Posted by Kenneth on May 21, 2004 at 09:57 PM
As a practicing user researcher (woohoo!), I agree with most of this. I'd add that it helps if people like you too: being a likable person. I go back and forth on whether that's true of me. :-)
I disagree with your point about scientists vs. journalists, however; anybody can go out and find some stories about users, and they do. The problem is that often (always?) those stories are not representative, their meaning is misinterpreted, etc. Even if a single "story" is valid, often its significance is overestimated: the availability heuristic. So, I would say that the user researcher's job is about bringing rigor and insight to the process of understanding one's users: though I may not be looking for statistical significance, I am always thinking about how to minimize bias. The fields of psychology and anthropology have a lot of useful things to say about that. Good stories are an effective tool for communicating your results, but nothing more than that. It's the results that count.
Posted by donna maurer on May 23, 2004 at 10:29 PM
Nice summary - I agree with you.

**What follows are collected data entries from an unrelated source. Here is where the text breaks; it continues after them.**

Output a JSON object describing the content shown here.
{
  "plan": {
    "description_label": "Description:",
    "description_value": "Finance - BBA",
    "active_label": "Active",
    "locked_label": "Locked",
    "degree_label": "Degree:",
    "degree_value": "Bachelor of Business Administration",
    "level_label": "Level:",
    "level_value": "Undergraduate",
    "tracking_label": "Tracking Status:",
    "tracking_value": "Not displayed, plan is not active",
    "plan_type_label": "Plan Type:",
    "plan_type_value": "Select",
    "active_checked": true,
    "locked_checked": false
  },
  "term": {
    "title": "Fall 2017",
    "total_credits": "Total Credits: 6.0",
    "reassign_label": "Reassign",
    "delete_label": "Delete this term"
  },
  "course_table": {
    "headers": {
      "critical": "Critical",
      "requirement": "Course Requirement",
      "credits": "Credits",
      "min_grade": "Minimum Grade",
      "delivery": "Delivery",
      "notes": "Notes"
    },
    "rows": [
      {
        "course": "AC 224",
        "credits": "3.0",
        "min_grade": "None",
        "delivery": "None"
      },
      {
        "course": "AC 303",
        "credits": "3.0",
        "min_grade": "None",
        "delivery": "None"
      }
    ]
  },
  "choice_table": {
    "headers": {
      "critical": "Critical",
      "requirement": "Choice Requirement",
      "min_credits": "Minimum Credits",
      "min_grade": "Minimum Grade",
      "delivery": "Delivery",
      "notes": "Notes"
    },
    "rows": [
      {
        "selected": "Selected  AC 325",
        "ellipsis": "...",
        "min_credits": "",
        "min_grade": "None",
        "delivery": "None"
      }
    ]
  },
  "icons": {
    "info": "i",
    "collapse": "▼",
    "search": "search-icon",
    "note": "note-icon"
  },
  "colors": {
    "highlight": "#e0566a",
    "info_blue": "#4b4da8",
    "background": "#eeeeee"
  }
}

You do need to like people in general - it's not about liking everyone you meet, but enjoying talking with them about the parts of their lives/work that are relevant.
It's pretty easy to identify whether people will be good user researchers - the underlying way we approach the world comes through in the way we describe people and the language we use. I teach usability testing - anyone who uses the word 'guinea pig' to refer to a participant (even indirectly) is not going to be good. The underlying respect for people is not there. Similarly, many people want to learn something to push their own opinion, rather than genuinely wanting to make things that people can use more easily...
Posted by catriona campbell on May 26, 2004 at 07:17 AM
I couldn't agree more about a good user-researcher having to
"like people, all people" - however, I would take it one step further an say that
if we want to call ourselves usability professionals, and do user testing as part of our
skill set, then we should be vetted by the Market Rsearch Society, or Association of Qualitative Research
or some other body that would actually make sure that we should be in front of the public!
I have come across many firms in the new media sector who recruit users to take part
in user research without the necessary disclosure forms being filled in - breaking the
Data Protection Act, and I know many which will not note a users address, and make
them sign a receipt which eachc researcher will have to keep for the Inland Revenue.
All these things make us look like dodgy amatures!
And until some form of accreditation happens for usability professionals - we are going
to have to not just "like" users, but train ourselves how to behave around them!
Catriona
Posted by Vidya Gopinath on May 28, 2004 at 07:42 AM
That was some interesting summary on the qualities needed by a user researcher.And I believe it is true.After all, any web site is made for the users.And users do not belong to one particular category.So,it should be designed with them in mind.What they expect when they go to a website? is an important information needed to build the site.If they do not find enough and relevant information,they could always go to someother site and you would never know.
To, go about collecting the information,the user researcher has to be friendly and like people in general.While I agree with the author on the fact that a user researcher has to be like a journalist collecting news, I also believe that he has to know enough of psychology to deal with the users.